Decreto Crescita: l’Italia punta su investimenti, incentivi, imprese, immobili. Ecco come

redazione
By redazione aprile 24, 2019 16:32

Obiettivo dichiarato del Decreto Crescita: rilanciare l’economia italiana. Approfondiamo le misure adottate dal Governo italiano per far fronte a questo particolare momento. In totale sono stati stanziati circa 1,9 miliardi di euro nel triennio 2019-2021, di cui un miliardo di euro nel solo 2019 e 450 milioni annui nel biennio 2020-2021. Sono previsti interventi di realizzazione delle opere pubbliche sfruttando risorse già destinate saranno stanziati 500 milioni per i Comuni per piccoli investimenti di rapida esecuzione destinati alla messa in sicurezza delle infrastrutture e degli edifici e all’efficienza energetica. Altri 150 milioni saranno destinati al Fondo di garanzia per lo sviluppo della media impresa, rifinanziato con 100 milioni di euro il Fondo di garanzia per la prima casa.

“Il decreto – spiega in nota il Ministero – reintroduce inoltre il superammortamento al 130% sui beni strumentali nuovi, aumenta la deducibilità dell’Imu per gli immobili delle imprese e semplifica la mini-IRES introdotta con la legge di bilancio 2019, puntando ad una progressiva riduzione dell’aliquota sugli utili reinvestiti fino al 20,5%.” Per la tutela dei marchi storici italiani è prevista l’istituzione di un apposito registro e si intensifica l’azione di contrasto all’Italian Sounding, vietando l’utilizzo del marchio ‘made in Italy’ al di fuori dei casi previsti.

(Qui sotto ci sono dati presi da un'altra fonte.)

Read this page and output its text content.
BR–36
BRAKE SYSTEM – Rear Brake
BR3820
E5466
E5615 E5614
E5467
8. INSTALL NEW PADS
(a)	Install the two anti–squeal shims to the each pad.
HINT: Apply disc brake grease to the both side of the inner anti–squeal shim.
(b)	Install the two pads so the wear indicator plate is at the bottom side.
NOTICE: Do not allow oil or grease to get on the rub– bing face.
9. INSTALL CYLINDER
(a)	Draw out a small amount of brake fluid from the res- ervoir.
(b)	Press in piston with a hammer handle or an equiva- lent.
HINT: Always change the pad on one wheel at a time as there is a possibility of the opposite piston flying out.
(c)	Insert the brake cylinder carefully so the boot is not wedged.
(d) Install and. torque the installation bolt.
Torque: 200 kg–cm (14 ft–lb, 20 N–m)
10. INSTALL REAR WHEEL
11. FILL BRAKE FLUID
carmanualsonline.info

Importanti anche le norme riguardanti gli indennizzi ai risparmiatori che chiariscono la platea e le modalità di accesso per azionisti e obbligazionisti al Fondo di Indennizzo Risparmiatori (stanziati 1,5 miliardi di euro nel triennio 2019-2021). Saranno rimborsati i risparmiatori coinvolti dai crac bancari, automatici per il 90% circa della platea, chi ha un reddito imponibile inferiore ai 35.000 euro o un patrimonio mobiliare inferiore ai 100.000 euro, soglia elevabile a 200.000 euro subordinatamente all’approvazione della Commissione Europea, per il restante 10% si prevede un indennizzo semiautomatico. Entro il limite massimo di 100.000 euro per ciascun risparmiatore, gli azionisti avranno diritto ad un indennizzo pari al 30% del costo di acquisto mentre per gli obbligazionisti subordinati tale soglia sale al 95%.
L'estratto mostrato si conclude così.